ESAT-STADIUS, KU Leuven, 3001 Leuven, Belgium.
Institut Jean-Pierre Bourgin, Université Paris-Saclay, INRAE, AgroParisTech, 78000 Versailles, France.
Nucleic Acids Res. 2022 Feb 22;50(3):e16. doi: 10.1093/nar/gkab1099.
In many cases, the unprecedented availability of data provided by high-throughput sequencing has shifted the bottleneck from a data availability issue to a data interpretation issue, thus delaying the promised breakthroughs in genetics and precision medicine, for what concerns Human genetics, and phenotype prediction to improve plant adaptation to climate change and resistance to bioagressors, for what concerns plant sciences. In this paper, we propose a novel Genome Interpretation paradigm, which aims at directly modeling the genotype-to-phenotype relationship, and we focus on A. thaliana since it is the best studied model organism in plant genetics. Our model, called Galiana, is the first end-to-end Neural Network (NN) approach following the genomes in/phenotypes out paradigm and it is trained to predict 288 real-valued Arabidopsis thaliana phenotypes from Whole Genome sequencing data. We show that 75 of these phenotypes are predicted with a Pearson correlation ≥0.4, and are mostly related to flowering traits. We show that our end-to-end NN approach achieves better performances and larger phenotype coverage than models predicting single phenotypes from the GWAS-derived known associated genes. Galiana is also fully interpretable, thanks to the Saliency Maps gradient-based approaches. We followed this interpretation approach to identify 36 novel genes that are likely to be associated with flowering traits, finding evidence for 6 of them in the existing literature.

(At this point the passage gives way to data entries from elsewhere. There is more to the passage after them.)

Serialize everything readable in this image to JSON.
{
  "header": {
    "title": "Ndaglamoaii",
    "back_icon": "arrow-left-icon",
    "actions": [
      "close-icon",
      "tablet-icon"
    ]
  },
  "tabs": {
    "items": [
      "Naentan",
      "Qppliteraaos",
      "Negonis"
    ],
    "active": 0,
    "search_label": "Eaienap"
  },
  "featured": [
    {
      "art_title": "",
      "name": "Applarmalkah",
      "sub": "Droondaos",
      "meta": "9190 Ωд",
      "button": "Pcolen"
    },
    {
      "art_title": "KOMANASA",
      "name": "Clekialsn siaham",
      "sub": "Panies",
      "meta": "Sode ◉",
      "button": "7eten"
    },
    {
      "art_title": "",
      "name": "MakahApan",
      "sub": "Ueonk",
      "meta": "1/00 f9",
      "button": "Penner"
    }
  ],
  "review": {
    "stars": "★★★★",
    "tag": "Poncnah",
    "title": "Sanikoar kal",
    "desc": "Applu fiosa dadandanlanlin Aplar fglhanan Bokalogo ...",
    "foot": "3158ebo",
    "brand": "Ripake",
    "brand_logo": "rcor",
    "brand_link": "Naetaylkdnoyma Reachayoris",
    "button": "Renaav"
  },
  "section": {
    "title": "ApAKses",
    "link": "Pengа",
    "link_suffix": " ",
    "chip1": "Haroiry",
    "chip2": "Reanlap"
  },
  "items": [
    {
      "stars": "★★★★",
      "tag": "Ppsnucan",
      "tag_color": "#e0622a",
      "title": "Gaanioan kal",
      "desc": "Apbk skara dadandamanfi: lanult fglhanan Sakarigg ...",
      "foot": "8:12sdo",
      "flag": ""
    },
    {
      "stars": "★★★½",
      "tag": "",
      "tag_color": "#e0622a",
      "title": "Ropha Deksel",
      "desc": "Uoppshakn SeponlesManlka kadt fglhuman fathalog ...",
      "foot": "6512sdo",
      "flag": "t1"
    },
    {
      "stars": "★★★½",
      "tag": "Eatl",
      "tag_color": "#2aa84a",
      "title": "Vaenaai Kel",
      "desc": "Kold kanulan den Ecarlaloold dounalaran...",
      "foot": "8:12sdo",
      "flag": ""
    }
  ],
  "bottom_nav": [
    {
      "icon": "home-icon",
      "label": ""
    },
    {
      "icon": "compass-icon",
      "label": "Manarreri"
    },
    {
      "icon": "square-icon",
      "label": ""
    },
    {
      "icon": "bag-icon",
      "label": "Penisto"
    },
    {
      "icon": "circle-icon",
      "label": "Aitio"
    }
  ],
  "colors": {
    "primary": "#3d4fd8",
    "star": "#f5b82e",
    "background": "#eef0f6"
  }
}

在许多情况下,高通量测序提供的前所未有的数据可用性已经将瓶颈从数据可用性问题转移到数据解释问题,从而延迟了遗传学和精准医学方面的承诺突破,就人类遗传学而言,以及表型预测以提高植物对气候变化的适应能力和对生物侵害者的抵抗力,就植物科学而言。在本文中,我们提出了一种新的基因组解释范例,旨在直接模拟基因型到表型的关系,我们专注于拟南芥,因为它是植物遗传学中研究最好的模式生物。我们的模型称为 Galiana,是第一个遵循基因组内/表型外范例的端到端神经网络 (NN) 方法,它经过训练可从全基因组测序数据中预测 288 个真实的拟南芥表型。我们表明,其中 75 个表型的 Pearson 相关系数≥0.4,且主要与开花性状有关。我们表明,我们的端到端神经网络方法比从 GWAS 衍生的已知相关基因预测单个表型的模型具有更好的性能和更大的表型覆盖范围。Galiana 也具有完全可解释性,这要归功于基于梯度的显着性图方法。我们遵循这种解释方法来识别 36 个可能与开花性状相关的新基因,并在现有文献中找到了其中 6 个的证据。